Unbelievable! With shoes off and standing in water half way up his shins; he chokes the grip on his five wood and takes a cut at it. The club head buries about a foot behind the ball so he adjusts his stance. Yep. That’s what the problem was; bad ball position. This time somehow he makes solid contact and the ball comes flying out of the hazard but hooking faster than an Australian boomerang right back into the lake.

“I should have opened my club face on that shot and played for a draw. Oh well I hit it good.”

“Yes you did.”

Later, he missed another fairway and ended up in three inch deep Bermuda rough. It took us a while to find it but once we did, the chop was going to play it. He has about three hundred yards to the green and of course will lay up. No wait. Arnie has pulled out his Dunlop driving iron.

“Heads up fellas. I’m not sure where this is gonna go.”

“Hey man. That’s a difficult shot. The rough is pretty thick and that driving iron may not be able to get the ball out of there. Why don’t you just drop it out here in the fairway?”

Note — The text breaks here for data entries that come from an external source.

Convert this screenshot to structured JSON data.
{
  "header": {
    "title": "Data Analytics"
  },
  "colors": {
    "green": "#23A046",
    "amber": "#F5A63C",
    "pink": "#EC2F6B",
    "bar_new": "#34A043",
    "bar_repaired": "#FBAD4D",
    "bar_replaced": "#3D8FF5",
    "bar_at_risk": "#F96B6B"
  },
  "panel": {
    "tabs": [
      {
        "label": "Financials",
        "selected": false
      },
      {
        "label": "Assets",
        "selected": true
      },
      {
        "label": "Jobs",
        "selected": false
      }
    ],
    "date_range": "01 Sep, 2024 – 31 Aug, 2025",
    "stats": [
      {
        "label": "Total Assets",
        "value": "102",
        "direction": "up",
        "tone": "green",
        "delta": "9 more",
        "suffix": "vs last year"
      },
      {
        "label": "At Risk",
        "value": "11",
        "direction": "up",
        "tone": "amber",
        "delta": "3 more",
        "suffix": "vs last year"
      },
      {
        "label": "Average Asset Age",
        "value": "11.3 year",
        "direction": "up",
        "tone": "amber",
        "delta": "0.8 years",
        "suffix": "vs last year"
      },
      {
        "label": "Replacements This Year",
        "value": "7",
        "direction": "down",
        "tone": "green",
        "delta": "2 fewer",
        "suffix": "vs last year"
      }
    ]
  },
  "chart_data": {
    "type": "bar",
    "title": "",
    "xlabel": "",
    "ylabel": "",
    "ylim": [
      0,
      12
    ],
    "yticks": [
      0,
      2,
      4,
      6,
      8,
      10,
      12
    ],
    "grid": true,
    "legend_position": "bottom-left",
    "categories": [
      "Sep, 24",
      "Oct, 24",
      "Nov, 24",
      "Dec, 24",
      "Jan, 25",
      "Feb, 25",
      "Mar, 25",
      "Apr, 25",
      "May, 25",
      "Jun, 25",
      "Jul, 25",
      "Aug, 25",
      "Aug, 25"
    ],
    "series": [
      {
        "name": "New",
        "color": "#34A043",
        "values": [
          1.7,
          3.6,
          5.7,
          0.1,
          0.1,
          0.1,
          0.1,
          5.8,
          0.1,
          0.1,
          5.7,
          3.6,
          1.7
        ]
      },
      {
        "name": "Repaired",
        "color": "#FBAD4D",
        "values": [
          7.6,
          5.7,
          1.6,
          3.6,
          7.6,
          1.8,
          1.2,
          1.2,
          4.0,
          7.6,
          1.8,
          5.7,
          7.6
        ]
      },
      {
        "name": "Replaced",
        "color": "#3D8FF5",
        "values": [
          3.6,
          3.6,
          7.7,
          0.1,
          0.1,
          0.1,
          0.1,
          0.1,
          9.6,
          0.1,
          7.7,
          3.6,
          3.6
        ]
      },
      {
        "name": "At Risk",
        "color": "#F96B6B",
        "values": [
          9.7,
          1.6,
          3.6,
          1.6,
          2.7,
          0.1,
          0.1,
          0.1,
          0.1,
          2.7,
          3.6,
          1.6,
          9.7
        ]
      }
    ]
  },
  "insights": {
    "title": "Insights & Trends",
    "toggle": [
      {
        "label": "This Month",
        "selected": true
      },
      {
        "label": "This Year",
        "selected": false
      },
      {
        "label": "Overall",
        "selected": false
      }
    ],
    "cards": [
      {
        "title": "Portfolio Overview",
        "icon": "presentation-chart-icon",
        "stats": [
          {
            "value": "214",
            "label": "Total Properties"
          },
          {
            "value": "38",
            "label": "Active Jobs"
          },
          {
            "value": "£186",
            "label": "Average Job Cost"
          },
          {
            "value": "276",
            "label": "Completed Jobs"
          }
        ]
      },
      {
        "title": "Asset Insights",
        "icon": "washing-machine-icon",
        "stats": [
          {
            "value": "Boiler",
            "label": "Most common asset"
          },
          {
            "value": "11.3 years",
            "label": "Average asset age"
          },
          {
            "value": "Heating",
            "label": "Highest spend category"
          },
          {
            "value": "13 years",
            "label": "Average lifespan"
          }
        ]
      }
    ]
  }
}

“That would be a penalty. I want to count all my shots for a real score.”

Four swings later the ball sputters out into the fairway. “That stuff is thick! I probably should have used my five wood.” You probably should have used your head and just taken a drop.

Reason # 5.

“Don’t know what I’m doing wrong.”  As we drive up the eighteenth fairway, the chop looks at me and cracks the funniest joke of the day, “What am I doing wrong?” I hope that question is meant to be rhetorical. I didn’t answer right away so Arnie pushed for an answer.

“Any pointers you can give me?”rule book cartoon

“Well, you need to practice on the range and around the greens. Maybe take a lesson or two or even a series of lessons. Until you can hit a regular shot, I wouldn’t try those shots out of the hazard or deep rough. Try to enjoy the game.”

“Hey I had a good time today. I shot 156. That’s my best score so far. It would have been more if I had taken those drops and penalty strokes like you suggested. I’m gonna wait around and see if someone turns in my seven iron. Thanks for your help today. Maybe I’ll see you again out here.”

Maybe so, hopefully when I do you’re in the group behind me!